Too many inmates are dying at Delaware County's jail.

Since 2005, at least eight inmates have died at the George W. Hill Correctional Facility in Thornton, the only privately run jail in Pennsylvania. The latest fatality is Kenneth Kallenbach, 39, who died April 24 after contracting pneumonia at the lockup. He had been held there awaiting trial since mid-March.

Last year, a woman died at the jail after being held there for six weeks. She suffered from a thyroid condition; her family said she was not receiving her medication.

In 2005, five inmates died in five months. Two were apparent suicides; one was a heroin overdose.

GEO Group, which operates the facility, has faced lawsuits over these deaths. It has problems elsewhere. In Texas, where GEO runs more than a dozen prisons, it has come under criticism for alleged mismanagement and foul conditions. One inspector called an adult facility in Texas operated by GEO the worst he'd ever seen.

"They're horrible," said Pennsylvania House Speaker Dennis O'Brien (R., Phila.), who is sponsoring a state prison reform bill. "Absolutely freaking horrible." His political rival, Rep. John Perzel (R., Phila.), has served on GEO's board since 2005.

Eight deaths in little more than three years is alarming in a facility that has a duty to take care of its inmates. Yet there's little outward indication that the county's five-member prison board or GEO are taking significant steps to find out what has gone wrong, or investigate whether policies need to be changed.

It's especially troubling that some of these inmate deaths allegedly involved the lack of proper medical care.

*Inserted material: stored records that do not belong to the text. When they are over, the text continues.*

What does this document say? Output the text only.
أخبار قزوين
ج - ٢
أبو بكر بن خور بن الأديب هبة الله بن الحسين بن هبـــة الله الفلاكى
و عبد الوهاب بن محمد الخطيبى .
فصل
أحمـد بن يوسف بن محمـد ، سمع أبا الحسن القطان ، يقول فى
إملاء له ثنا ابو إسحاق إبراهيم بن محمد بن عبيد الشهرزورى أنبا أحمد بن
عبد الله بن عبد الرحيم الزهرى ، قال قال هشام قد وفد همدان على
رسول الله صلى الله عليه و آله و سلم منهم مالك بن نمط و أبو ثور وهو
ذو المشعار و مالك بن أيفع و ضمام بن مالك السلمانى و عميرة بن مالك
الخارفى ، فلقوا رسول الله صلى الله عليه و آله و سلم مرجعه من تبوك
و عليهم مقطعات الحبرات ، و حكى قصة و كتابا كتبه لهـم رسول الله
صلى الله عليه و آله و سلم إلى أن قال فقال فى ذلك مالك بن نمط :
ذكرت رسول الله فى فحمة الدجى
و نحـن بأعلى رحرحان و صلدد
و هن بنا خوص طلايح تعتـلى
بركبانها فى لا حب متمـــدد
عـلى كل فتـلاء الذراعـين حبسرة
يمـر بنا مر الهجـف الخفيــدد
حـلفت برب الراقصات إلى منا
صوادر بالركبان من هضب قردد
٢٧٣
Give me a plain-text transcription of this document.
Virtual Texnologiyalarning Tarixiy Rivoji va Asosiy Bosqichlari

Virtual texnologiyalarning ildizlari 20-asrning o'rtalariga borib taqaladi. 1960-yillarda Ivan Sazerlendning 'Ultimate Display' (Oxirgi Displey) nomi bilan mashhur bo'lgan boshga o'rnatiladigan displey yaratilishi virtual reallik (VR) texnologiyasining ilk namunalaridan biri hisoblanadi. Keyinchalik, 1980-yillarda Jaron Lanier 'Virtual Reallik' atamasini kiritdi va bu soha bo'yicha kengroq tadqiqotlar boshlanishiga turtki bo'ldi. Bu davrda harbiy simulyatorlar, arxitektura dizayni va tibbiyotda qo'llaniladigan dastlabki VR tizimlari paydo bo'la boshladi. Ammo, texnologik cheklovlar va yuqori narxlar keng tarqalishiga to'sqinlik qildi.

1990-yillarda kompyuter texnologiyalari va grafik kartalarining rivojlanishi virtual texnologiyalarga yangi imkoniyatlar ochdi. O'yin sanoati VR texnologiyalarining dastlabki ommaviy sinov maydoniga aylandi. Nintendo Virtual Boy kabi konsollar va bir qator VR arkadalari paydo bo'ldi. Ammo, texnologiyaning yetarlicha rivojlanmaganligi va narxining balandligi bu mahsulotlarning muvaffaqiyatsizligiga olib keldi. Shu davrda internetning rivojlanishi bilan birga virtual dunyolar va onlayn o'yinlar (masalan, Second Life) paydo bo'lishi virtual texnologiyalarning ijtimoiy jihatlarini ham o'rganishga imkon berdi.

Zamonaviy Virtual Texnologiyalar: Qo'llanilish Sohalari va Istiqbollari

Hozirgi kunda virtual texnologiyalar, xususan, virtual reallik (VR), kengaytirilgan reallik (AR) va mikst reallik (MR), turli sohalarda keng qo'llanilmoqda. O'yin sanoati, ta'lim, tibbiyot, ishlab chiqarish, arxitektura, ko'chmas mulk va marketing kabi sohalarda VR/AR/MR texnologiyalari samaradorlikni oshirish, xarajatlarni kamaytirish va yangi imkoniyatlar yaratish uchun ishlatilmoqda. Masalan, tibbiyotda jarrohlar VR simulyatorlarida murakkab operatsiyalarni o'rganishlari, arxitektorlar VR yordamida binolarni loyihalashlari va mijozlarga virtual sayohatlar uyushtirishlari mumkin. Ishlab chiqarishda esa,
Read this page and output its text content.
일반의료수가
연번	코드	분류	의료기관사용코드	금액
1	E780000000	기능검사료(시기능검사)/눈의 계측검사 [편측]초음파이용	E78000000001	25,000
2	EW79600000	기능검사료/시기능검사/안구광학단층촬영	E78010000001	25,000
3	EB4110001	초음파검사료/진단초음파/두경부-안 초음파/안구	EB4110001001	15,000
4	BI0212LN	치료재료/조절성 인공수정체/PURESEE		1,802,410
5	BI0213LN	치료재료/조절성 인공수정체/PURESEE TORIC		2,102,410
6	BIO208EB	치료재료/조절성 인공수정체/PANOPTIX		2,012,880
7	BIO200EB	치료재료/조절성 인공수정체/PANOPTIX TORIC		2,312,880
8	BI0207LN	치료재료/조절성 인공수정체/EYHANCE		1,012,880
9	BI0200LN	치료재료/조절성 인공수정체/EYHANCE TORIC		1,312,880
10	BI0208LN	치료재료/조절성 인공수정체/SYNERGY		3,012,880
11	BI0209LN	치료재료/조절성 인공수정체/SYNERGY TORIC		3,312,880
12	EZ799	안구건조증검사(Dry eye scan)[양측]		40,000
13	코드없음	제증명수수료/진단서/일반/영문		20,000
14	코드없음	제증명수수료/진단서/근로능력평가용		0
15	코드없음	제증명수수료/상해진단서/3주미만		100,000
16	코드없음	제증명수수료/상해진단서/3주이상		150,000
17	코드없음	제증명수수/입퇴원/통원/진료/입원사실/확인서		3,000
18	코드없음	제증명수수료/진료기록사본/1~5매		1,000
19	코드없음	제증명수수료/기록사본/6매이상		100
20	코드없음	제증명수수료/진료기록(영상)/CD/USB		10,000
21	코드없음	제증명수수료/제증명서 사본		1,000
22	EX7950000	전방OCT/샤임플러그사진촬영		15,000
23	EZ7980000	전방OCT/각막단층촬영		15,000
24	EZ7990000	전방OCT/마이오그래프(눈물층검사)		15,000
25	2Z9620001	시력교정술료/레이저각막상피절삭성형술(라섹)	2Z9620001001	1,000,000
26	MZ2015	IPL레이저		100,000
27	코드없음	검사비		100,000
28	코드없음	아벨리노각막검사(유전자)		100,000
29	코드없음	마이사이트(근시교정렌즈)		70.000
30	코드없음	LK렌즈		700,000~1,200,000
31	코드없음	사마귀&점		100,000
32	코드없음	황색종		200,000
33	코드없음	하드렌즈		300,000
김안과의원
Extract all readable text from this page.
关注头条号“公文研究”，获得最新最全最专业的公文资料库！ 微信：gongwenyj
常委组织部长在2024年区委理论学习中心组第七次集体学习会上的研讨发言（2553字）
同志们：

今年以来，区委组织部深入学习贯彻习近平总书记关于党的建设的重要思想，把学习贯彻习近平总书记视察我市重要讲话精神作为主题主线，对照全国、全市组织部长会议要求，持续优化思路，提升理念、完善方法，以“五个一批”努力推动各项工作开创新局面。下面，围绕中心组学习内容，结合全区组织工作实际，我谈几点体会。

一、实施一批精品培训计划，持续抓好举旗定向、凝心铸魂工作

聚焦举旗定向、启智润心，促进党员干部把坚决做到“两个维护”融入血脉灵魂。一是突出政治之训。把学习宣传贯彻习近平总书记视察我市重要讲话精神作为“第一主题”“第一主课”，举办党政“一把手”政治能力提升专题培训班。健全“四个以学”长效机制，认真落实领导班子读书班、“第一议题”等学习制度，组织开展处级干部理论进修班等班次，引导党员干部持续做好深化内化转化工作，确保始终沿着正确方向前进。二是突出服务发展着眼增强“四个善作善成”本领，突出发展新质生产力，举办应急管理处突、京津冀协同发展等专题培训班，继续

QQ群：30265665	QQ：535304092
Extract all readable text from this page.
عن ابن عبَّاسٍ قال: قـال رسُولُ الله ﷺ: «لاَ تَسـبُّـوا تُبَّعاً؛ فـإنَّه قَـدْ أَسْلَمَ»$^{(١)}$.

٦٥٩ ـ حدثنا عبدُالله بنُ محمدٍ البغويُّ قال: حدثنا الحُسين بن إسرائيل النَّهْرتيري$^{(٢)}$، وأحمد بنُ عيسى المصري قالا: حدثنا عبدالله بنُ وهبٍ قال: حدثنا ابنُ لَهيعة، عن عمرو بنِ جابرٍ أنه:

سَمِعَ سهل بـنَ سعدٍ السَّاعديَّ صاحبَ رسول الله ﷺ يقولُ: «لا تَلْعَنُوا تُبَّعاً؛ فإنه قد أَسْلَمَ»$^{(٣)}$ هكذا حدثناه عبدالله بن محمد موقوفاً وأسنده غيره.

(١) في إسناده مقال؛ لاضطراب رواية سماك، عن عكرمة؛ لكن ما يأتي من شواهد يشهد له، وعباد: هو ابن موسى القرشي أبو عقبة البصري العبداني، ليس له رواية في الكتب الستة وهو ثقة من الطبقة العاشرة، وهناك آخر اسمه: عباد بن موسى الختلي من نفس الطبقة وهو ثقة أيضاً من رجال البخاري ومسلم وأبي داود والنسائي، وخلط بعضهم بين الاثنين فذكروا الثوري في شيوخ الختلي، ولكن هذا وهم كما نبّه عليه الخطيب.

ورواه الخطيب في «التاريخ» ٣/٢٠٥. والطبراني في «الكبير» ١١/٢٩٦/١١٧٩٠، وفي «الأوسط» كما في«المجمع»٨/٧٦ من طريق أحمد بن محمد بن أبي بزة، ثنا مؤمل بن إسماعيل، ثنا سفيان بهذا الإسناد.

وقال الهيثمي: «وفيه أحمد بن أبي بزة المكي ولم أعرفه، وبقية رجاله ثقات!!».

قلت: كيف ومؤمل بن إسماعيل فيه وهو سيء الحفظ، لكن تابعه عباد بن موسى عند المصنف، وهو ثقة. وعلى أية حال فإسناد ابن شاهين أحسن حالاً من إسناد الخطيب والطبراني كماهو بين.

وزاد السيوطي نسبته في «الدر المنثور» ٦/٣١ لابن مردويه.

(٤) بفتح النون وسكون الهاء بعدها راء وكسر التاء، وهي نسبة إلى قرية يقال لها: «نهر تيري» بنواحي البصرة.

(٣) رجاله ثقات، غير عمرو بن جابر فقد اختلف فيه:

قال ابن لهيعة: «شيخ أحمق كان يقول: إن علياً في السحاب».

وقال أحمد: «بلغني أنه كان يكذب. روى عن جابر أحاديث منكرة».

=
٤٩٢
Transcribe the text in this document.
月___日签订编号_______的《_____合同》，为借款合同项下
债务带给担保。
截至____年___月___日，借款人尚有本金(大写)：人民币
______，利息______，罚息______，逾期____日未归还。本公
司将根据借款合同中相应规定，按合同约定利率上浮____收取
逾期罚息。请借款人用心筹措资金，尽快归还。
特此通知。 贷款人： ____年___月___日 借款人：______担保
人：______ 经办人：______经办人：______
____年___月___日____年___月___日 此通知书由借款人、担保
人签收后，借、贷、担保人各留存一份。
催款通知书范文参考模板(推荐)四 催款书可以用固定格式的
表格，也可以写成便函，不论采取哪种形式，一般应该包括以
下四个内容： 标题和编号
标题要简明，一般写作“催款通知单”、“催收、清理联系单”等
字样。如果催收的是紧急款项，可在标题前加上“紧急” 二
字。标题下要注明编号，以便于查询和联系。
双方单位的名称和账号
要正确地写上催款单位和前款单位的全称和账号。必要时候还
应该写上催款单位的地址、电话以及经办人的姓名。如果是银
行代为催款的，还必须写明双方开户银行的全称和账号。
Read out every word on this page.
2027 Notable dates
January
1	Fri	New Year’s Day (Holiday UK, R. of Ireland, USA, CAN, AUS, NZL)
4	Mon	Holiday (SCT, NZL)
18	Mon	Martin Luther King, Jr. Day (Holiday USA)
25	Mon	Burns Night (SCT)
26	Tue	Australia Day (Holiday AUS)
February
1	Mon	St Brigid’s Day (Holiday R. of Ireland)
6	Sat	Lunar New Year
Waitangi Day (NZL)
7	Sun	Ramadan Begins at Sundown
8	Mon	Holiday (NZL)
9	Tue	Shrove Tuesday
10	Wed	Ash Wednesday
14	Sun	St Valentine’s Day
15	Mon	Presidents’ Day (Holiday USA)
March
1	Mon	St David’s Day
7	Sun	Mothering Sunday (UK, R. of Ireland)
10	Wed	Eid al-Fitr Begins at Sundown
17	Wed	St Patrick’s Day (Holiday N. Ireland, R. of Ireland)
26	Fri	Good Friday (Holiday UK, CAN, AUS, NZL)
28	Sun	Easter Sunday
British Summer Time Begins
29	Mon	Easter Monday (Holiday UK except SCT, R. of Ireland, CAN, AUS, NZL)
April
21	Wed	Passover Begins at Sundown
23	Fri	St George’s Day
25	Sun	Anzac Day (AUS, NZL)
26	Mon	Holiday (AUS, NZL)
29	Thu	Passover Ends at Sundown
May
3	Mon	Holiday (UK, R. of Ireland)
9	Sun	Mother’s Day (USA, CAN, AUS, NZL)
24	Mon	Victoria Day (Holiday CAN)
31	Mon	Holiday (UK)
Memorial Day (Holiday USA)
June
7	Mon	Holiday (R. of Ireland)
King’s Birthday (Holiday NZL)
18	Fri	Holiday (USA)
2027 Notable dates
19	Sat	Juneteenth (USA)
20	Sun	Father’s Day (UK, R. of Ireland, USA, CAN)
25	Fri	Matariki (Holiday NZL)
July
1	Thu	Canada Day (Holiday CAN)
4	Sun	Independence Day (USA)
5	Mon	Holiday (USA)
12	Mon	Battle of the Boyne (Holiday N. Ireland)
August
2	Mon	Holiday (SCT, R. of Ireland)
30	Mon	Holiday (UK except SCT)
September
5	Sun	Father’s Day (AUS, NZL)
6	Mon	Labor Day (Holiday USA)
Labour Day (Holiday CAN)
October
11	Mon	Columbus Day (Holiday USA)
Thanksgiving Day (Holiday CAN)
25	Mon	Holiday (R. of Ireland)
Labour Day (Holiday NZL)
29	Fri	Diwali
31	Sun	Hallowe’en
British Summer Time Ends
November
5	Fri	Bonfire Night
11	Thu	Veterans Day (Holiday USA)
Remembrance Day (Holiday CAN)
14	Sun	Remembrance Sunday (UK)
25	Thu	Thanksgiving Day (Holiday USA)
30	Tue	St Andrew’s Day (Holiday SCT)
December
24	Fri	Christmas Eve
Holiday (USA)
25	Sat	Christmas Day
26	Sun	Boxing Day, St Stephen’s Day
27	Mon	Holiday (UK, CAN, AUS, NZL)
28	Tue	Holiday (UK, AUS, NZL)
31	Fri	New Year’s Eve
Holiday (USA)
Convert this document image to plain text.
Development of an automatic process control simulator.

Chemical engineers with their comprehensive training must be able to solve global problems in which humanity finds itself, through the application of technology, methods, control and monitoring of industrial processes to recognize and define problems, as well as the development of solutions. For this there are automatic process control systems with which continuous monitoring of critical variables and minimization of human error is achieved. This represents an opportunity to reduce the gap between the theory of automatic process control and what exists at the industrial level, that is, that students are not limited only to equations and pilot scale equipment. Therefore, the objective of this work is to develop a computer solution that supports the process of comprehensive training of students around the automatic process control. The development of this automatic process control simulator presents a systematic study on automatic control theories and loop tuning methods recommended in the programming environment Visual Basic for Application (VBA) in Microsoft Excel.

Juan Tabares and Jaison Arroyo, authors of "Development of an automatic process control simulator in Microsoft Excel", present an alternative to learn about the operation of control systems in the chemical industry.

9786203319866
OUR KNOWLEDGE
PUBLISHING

Suicides, unfortunately, do occur in prisons, despite corrections' officers best efforts to prevent them. But a for-profit facility, especially, should have high standards of medical treatment.

Delaware County has been paying GEO more than $30 million annually to run its jail. County officials have boasted that they were saving $1 million per year by outsourcing the prison operation. They should be asking whether another outfit could do a better job, or whether this for-profit model is even working.

The jail deaths raise questions about whether the county has enough leverage in its contract with GEO to enforce better accountability. The prison superintendent is allowed to impose fines on GEO for failing to maintain adequate staffing. But judging from the continued problems at the jail, those fines have not been enough.

GEO describes the Delaware County facility as efficient and accredited. OK, but that doesn't account for the deaths of these inmates. GEO and the prison board owe the general public, as well as the inmates' families, an explanation for these failings. They should also explain how they intend to make this facility less deadly.